I too see mixes at the store labeled ‘pancake and waffle mix’. If that works for you fine. If you are, or want to be, a breakfast snob well…there is a difference between pancakes and waffles. Pancakes are soft and spongy while waffles are crispy on the outside, light and airy on the inside. Waffle batter generally has more fat, sugar and egg plus the batter is made lighter by folding in beaten egg whites.
Once you get your recipe repeatable you can perfect it. That is where some knowledge about gluten free flour comes in handy. Try using this homemade gluten free flour mix but substitute ⅓ or ½ cup of the mix with oat flour, teff flour, buckwheat flour or any new flour you are learning about. If you make waffles often enough you can compare week after week and perfect your recipe or enjoy the subtle difference with each flour.

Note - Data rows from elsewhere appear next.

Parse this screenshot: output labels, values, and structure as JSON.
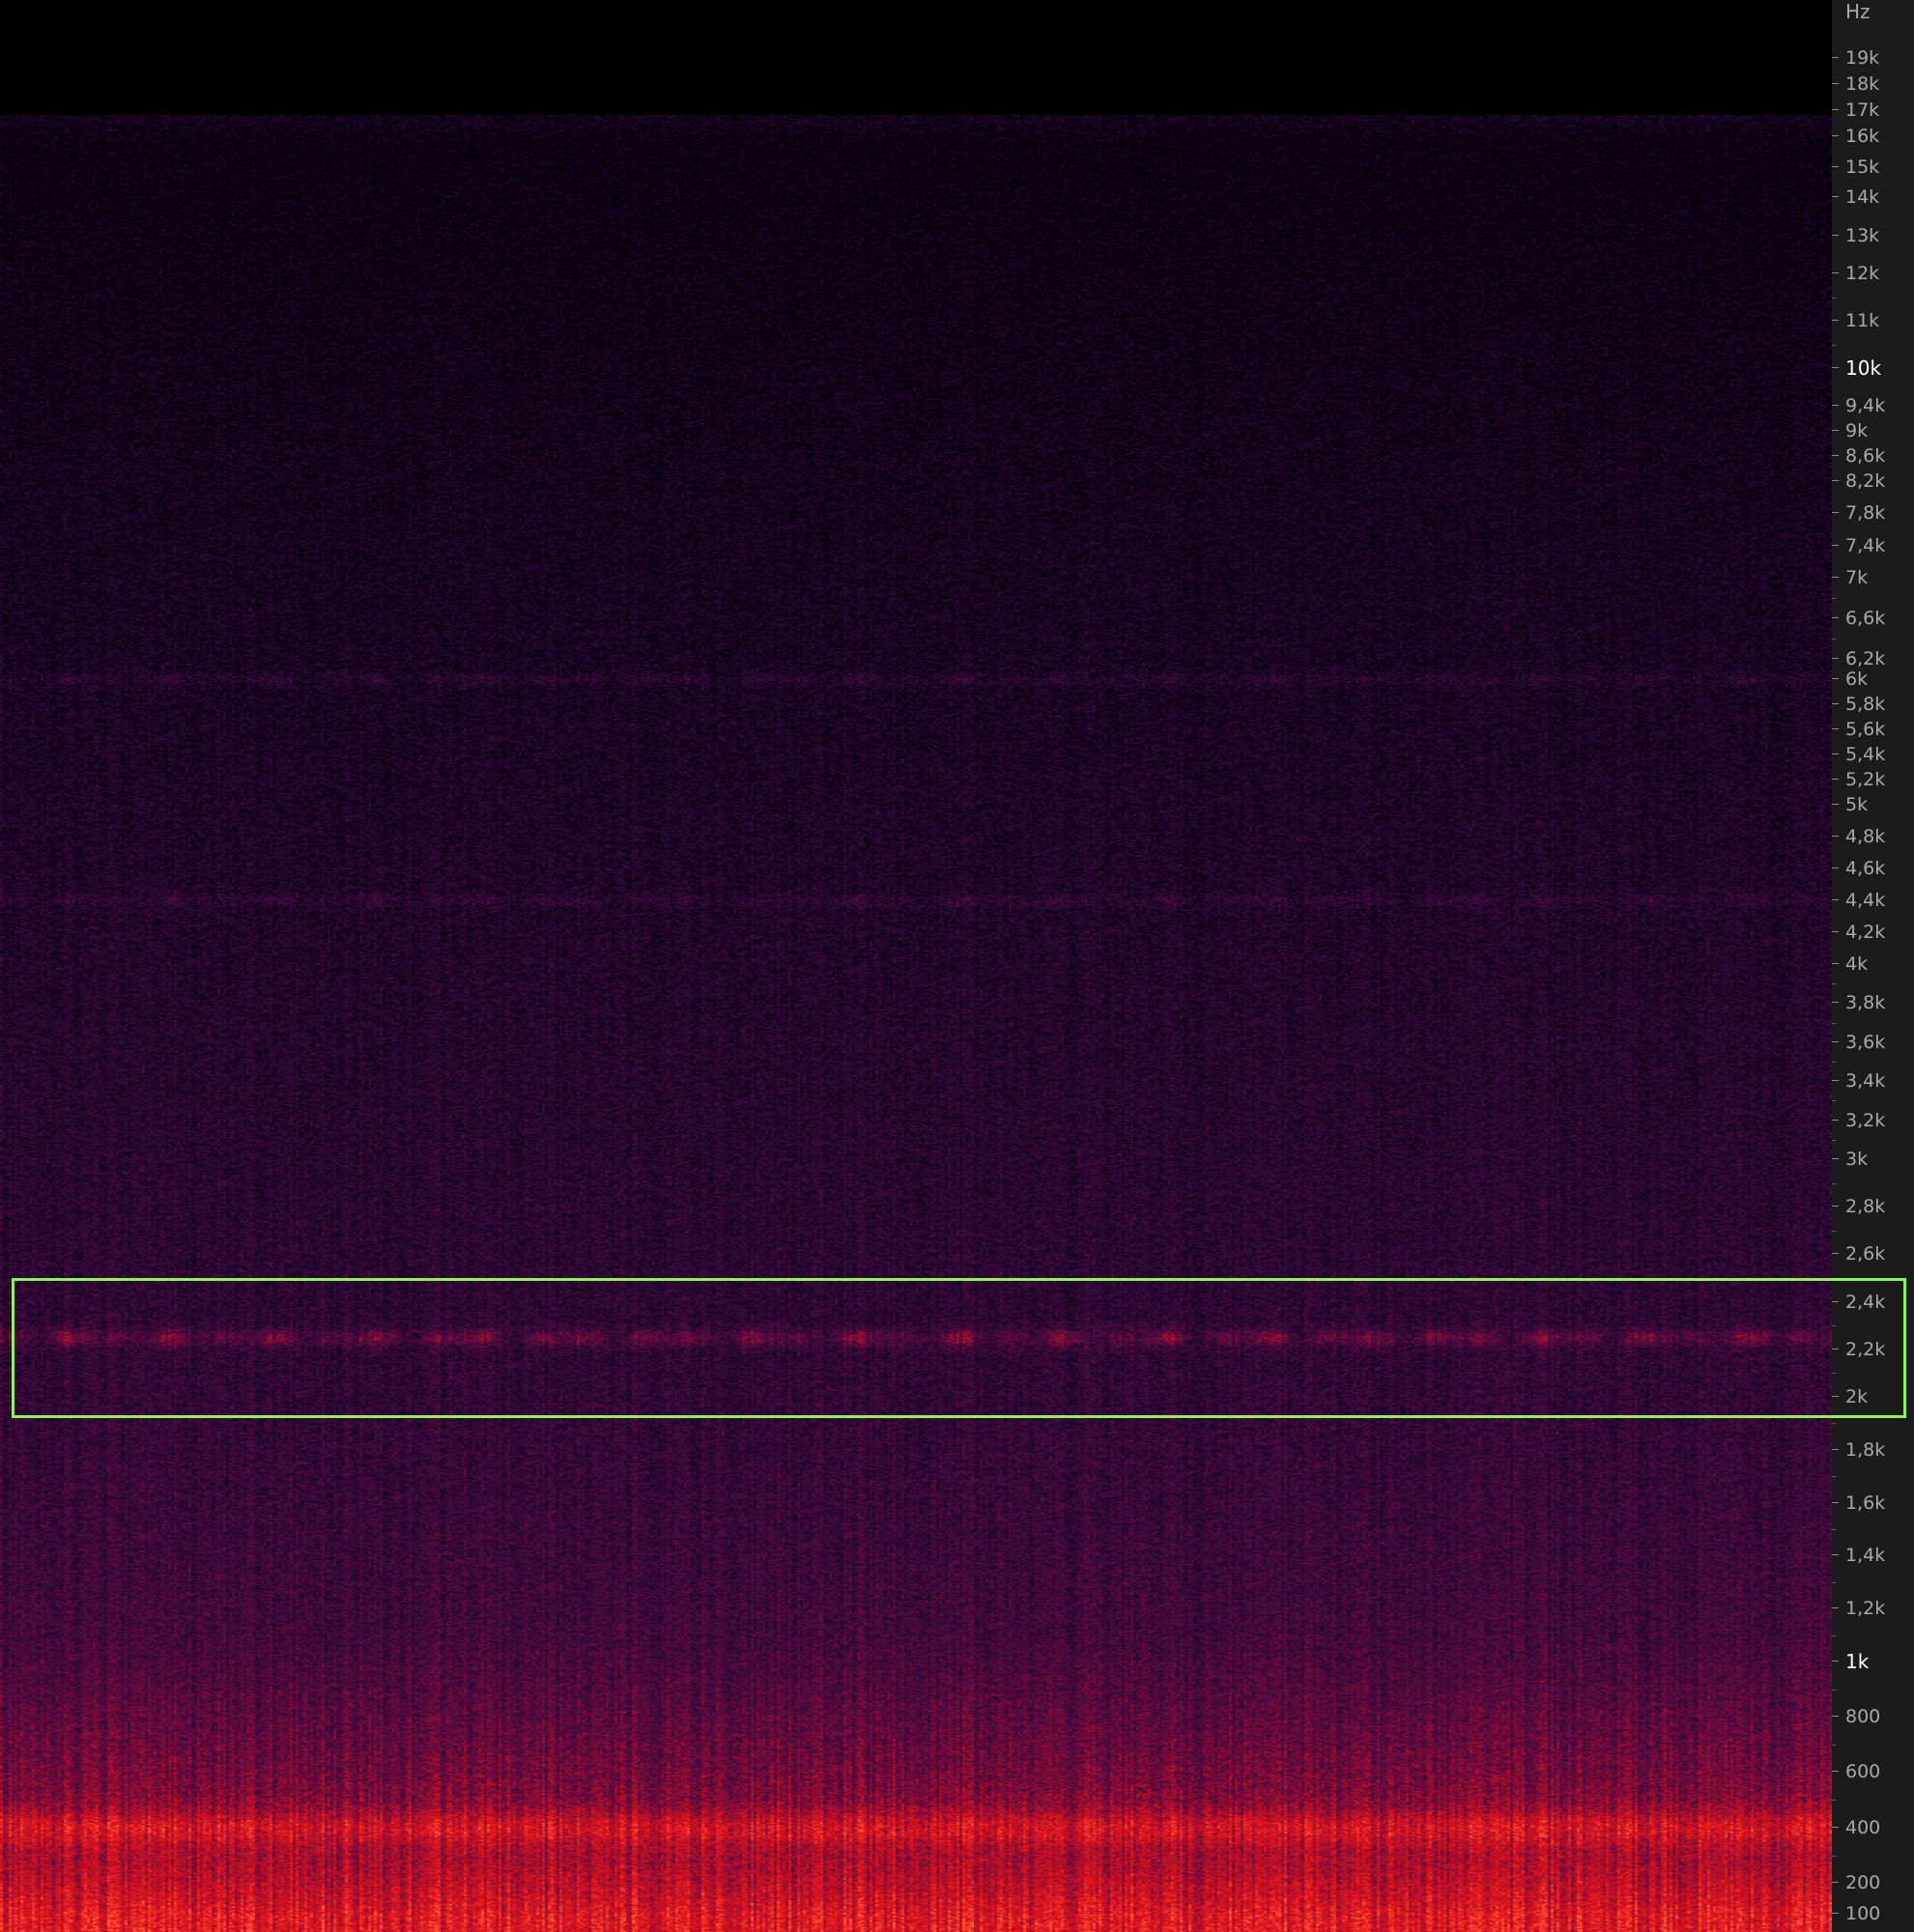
{
  "chart_data": {
    "type": "heatmap",
    "title": "",
    "xlabel": "",
    "ylabel": "",
    "unit": "Hz",
    "scale": "log",
    "ylim": [
      100,
      20000
    ],
    "y_ticks": [
      {
        "value": 100,
        "label": "100"
      },
      {
        "value": 200,
        "label": "200"
      },
      {
        "value": 400,
        "label": "400"
      },
      {
        "value": 600,
        "label": "600"
      },
      {
        "value": 800,
        "label": "800"
      },
      {
        "value": 1000,
        "label": "1k",
        "major": true
      },
      {
        "value": 1200,
        "label": "1,2k"
      },
      {
        "value": 1400,
        "label": "1,4k"
      },
      {
        "value": 1600,
        "label": "1,6k"
      },
      {
        "value": 1800,
        "label": "1,8k"
      },
      {
        "value": 2000,
        "label": "2k"
      },
      {
        "value": 2200,
        "label": "2,2k"
      },
      {
        "value": 2400,
        "label": "2,4k"
      },
      {
        "value": 2600,
        "label": "2,6k"
      },
      {
        "value": 2800,
        "label": "2,8k"
      },
      {
        "value": 3000,
        "label": "3k"
      },
      {
        "value": 3200,
        "label": "3,2k"
      },
      {
        "value": 3400,
        "label": "3,4k"
      },
      {
        "value": 3600,
        "label": "3,6k"
      },
      {
        "value": 3800,
        "label": "3,8k"
      },
      {
        "value": 4000,
        "label": "4k"
      },
      {
        "value": 4200,
        "label": "4,2k"
      },
      {
        "value": 4400,
        "label": "4,4k"
      },
      {
        "value": 4600,
        "label": "4,6k"
      },
      {
        "value": 4800,
        "label": "4,8k"
      },
      {
        "value": 5000,
        "label": "5k"
      },
      {
        "value": 5200,
        "label": "5,2k"
      },
      {
        "value": 5400,
        "label": "5,4k"
      },
      {
        "value": 5600,
        "label": "5,6k"
      },
      {
        "value": 5800,
        "label": "5,8k"
      },
      {
        "value": 6000,
        "label": "6k"
      },
      {
        "value": 6200,
        "label": "6,2k"
      },
      {
        "value": 6600,
        "label": "6,6k"
      },
      {
        "value": 7000,
        "label": "7k"
      },
      {
        "value": 7400,
        "label": "7,4k"
      },
      {
        "value": 7800,
        "label": "7,8k"
      },
      {
        "value": 8200,
        "label": "8,2k"
      },
      {
        "value": 8600,
        "label": "8,6k"
      },
      {
        "value": 9000,
        "label": "9k"
      },
      {
        "value": 9400,
        "label": "9,4k"
      },
      {
        "value": 10000,
        "label": "10k",
        "major": true
      },
      {
        "value": 11000,
        "label": "11k"
      },
      {
        "value": 12000,
        "label": "12k"
      },
      {
        "value": 13000,
        "label": "13k"
      },
      {
        "value": 14000,
        "label": "14k"
      },
      {
        "value": 15000,
        "label": "15k"
      },
      {
        "value": 16000,
        "label": "16k"
      },
      {
        "value": 17000,
        "label": "17k"
      },
      {
        "value": 18000,
        "label": "18k"
      },
      {
        "value": 19000,
        "label": "19k"
      }
    ],
    "content_cutoff_hz": 16700,
    "tonal_bands_hz": [
      2250,
      4400,
      6000
    ],
    "low_energy_band_hz": [
      250,
      1100
    ],
    "colormap": [
      "#000000",
      "#1a0526",
      "#3a0a3e",
      "#6a0a3c",
      "#b0102a",
      "#e8141a",
      "#ff5a3a"
    ],
    "selection": {
      "freq_low_hz": 1920,
      "freq_high_hz": 2500,
      "color": "#8ff25b"
    }
  }
}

Don’t beat the egg whites. What?
The challenge with gluten free baking is that many of the traditional rules you may know don’t apply. I would have said that for waffles that beating the egg whites in what makes waffles light and then cook with a crisp exterior. This recipe is adapted from America’s Test Kitchen where they test recipes until they perfect them. Then they share that information with the world so we can repeat the recipe in our own kitchens. They tested, tasted and adjusted, then said don’t beat the egg whites. Okay, I’m not arguing with them. Don’t beat the egg whites.
For me the biggest challenge with gluten free baking is learning what baking tricks do not apply when you are using different gluten free flour combinations. Note to self – the learning never ends.
If you are a inspired to learn more about different flours follow my year-long blog post series on How to Use flours in gluten free baking.
Buttermilk gives a subtle tang to baked goods and enhances the action of baking soda to lighten a batter. This remains true with gluten free baking but what if you don’t have buttermilk in your fridge?
No problem, there is a substitute.
Buttermilk Substitute – Add 1 tablespoon of vinegar or lemon juice into a measuring cup and add milk to measure 1 cup. Stir and let sit for a few minutes. Use this soured milk in any recipe calling for buttermilk.
Store bought buttermilk is ideal. It’s thick and smooth and gives the best results but when I don’t have any the substitute works. I’ve used it many many times and it also works to sour dairy free milk.
Let me know in the comments below if you did a little experimenting with your waffles.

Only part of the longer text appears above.